The paper starts with a comparison of these measurements with the Keck et al4 correlation. The results show that there are large systematic errors both in the magnitude and trends of the correlation. We illustrate the effects these errors have on net pressure analysis and on the success of executing these tip screen out treatments. The data also shows an unexpected transient effect in almost all the wells, whereby changes in surface pressure of 100's to 1000's of psi are found to change the bottom hole pressure by 10's or 100's of psi, respectively. We speculate on possible causes for this phenomenon, but conclude that additional work is needed for accurate predictions of bottom hole pressures during fracturing treatments.
Introduction
Accurate methods to predict bottom hole treating pressures of hydraulic fracturing treatments have long been hoped for in our industry, but still do not exist. Bottom hole pressures drive mini-frac analysis, net pressure analysis, history-matching with models, and so the stakes for accurate bottom hole values are quite high. Given that measuring bottom hole pressures in real time is quite costly, and therefore is rarely routinely performed, we rely on calculated values from correlations.
Since the first use of polymer based fluids, the industry has recognized that accurate predictions are complicated by two fundamental problems. First, even non-crosslinked linear gels are highly viscoelastic, showing drag reducing properties in turbulent flow that we take advantage of to lower friction losses. No theory, however, exists that allows scale-up of small sized laboratory test results to field sized tubulars, and so we are forced to use correlations that try to extrapolate from limited data. The second problem is that the addition of proppant to these fluids further distances us from theoretical calculations and moves us more into reliance on correlations.

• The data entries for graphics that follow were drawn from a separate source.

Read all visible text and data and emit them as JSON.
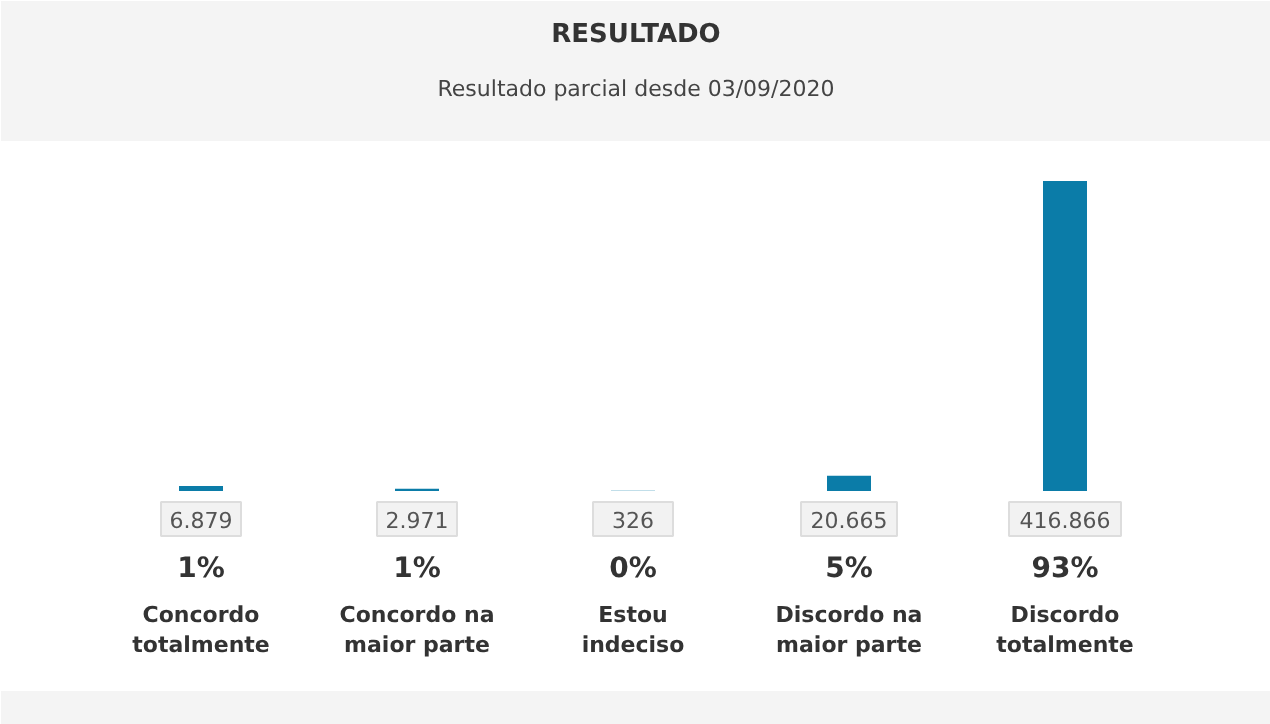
{
  "chart_data": {
    "type": "bar",
    "title": "RESULTADO",
    "subtitle": "Resultado parcial desde 03/09/2020",
    "categories": [
      "Concordo totalmente",
      "Concordo na maior parte",
      "Estou indeciso",
      "Discordo na maior parte",
      "Discordo totalmente"
    ],
    "values": [
      6879,
      2971,
      326,
      20665,
      416866
    ],
    "value_labels": [
      "6.879",
      "2.971",
      "326",
      "20.665",
      "416.866"
    ],
    "color": "#0b7ca8",
    "annotations": [
      "1%",
      "1%",
      "0%",
      "5%",
      "93%"
    ]
  }
}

A comprehensive review of the literature in this area is beyond the scope of this paper, and the reader interested in works published before 1990 might start with the SPE monograph by Gidley et al.1 or the review text by Economides and Nolte2. Since then, there have been several studies on friction pressures of water-based fracturing fluids, including, for example, linear gel friction pressures (Shah3, Keck et al.4), delayed borate fluid systems (Tan5), laboratory studies on proppant effects (Shah and Lee6, Keck et al.4), and field studies (Jennnings7, Bilden8).